Here are a few questions to ask if you want to begin delving into GVC analysis:

  1. What is the structure of the GVC? Where are buyers and suppliers located geographically? Who are the key global players in terms of countries and firms? How concentrated is the market?
  2. Where does power and value come from in the chain? Does it stem from the design and aesthetics of the product (i.e., apparel) or does it depend on functionality, technological innovation and/or the flawless interplay of complex systems to operate (i.e., airplane)?
  3. As a policymaker or economic developer, what are your objectives? To increase exports? Provide more (or better) employment opportunities? Transfer knowledge to domestic firms? Understanding GVCs is critical for knowing when to attract foreign investment or support the growth of domestic firms.
  4. Where does your country currently fit within this global and regional landscape? What are your options to improve positioning or create new opportunities in related industries (i.e., upgrading)?

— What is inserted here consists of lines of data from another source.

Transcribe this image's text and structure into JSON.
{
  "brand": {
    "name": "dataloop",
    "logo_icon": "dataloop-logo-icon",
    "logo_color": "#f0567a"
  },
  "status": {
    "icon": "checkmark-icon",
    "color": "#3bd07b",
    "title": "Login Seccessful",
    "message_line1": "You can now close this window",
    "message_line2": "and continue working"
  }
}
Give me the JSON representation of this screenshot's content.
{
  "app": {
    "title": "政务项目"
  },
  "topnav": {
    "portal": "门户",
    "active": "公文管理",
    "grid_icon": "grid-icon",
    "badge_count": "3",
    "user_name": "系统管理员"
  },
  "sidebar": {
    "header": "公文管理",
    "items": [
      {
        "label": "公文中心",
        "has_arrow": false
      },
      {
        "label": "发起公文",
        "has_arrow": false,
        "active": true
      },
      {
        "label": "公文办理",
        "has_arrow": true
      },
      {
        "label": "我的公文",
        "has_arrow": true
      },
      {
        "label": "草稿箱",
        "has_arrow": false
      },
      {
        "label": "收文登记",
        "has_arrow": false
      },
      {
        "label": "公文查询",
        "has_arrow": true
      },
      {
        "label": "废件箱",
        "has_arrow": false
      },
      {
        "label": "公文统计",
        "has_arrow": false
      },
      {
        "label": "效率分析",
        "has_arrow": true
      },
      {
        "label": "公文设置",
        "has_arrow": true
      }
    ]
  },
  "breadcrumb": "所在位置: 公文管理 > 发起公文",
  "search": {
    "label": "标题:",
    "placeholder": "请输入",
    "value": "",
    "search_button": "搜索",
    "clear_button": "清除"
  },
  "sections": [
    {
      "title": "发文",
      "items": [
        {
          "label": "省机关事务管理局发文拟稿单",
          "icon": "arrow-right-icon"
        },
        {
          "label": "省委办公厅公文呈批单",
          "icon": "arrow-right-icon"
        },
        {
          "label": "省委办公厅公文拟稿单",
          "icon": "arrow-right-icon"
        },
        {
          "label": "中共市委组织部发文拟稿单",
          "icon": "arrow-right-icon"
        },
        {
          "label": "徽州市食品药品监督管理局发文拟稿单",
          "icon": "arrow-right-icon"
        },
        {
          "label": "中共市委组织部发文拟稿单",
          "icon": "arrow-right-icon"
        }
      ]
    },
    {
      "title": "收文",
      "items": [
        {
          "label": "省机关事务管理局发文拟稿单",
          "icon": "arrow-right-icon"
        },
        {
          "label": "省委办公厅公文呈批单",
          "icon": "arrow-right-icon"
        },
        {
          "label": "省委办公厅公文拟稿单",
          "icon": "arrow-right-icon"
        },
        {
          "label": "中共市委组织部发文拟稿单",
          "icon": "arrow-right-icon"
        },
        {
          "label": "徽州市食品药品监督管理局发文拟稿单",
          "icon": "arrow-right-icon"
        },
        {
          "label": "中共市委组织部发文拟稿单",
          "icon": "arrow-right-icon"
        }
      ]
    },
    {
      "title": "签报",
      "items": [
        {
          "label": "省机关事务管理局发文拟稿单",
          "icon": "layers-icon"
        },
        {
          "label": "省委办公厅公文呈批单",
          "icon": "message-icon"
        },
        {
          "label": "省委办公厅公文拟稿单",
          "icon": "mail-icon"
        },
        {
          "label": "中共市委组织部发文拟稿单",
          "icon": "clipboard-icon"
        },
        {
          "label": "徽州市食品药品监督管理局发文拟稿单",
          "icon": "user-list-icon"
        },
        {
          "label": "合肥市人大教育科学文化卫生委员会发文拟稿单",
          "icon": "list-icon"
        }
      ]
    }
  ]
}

Using the GVC framework, the Duke University GVC Center has prepared several reports that identify opportunities for a country to enter and upgrade in GVCs for countries around the world. For example, the team prepared a series of reports for the Ministry of Foreign Trade in Costa Rica analyzing the country’s participation in four diverse GVCs, each at a different stage of development in the country. The electronic components and medical device sectors were both established and accounted for over a third of the country’s exports, while aerospace was relatively nascent. In the former, the focus was on maintaining and expanding competitiveness while in aerospace it was on identifying existing competencies to enter the chain. In each case, a GVC lens was used to identify development opportunities given each industry’s unique global dynamics and Costa Rica’s capabilities. Other project examples include the Philippines, Peru, and various countries in Africa.

While economic upgrading is often the priority, GVC analysis is also used to understand other focus areas important to policymakers such as inclusive development (i.e., ensuring representation among groups that might have an unequal voice due to their size or cultural norms, such as small and medium-sized enterprises or women). Other areas are the impact of new technology on industrial development, or how to improve the environmental impact of manufacturing while also promoting economic development and job growth.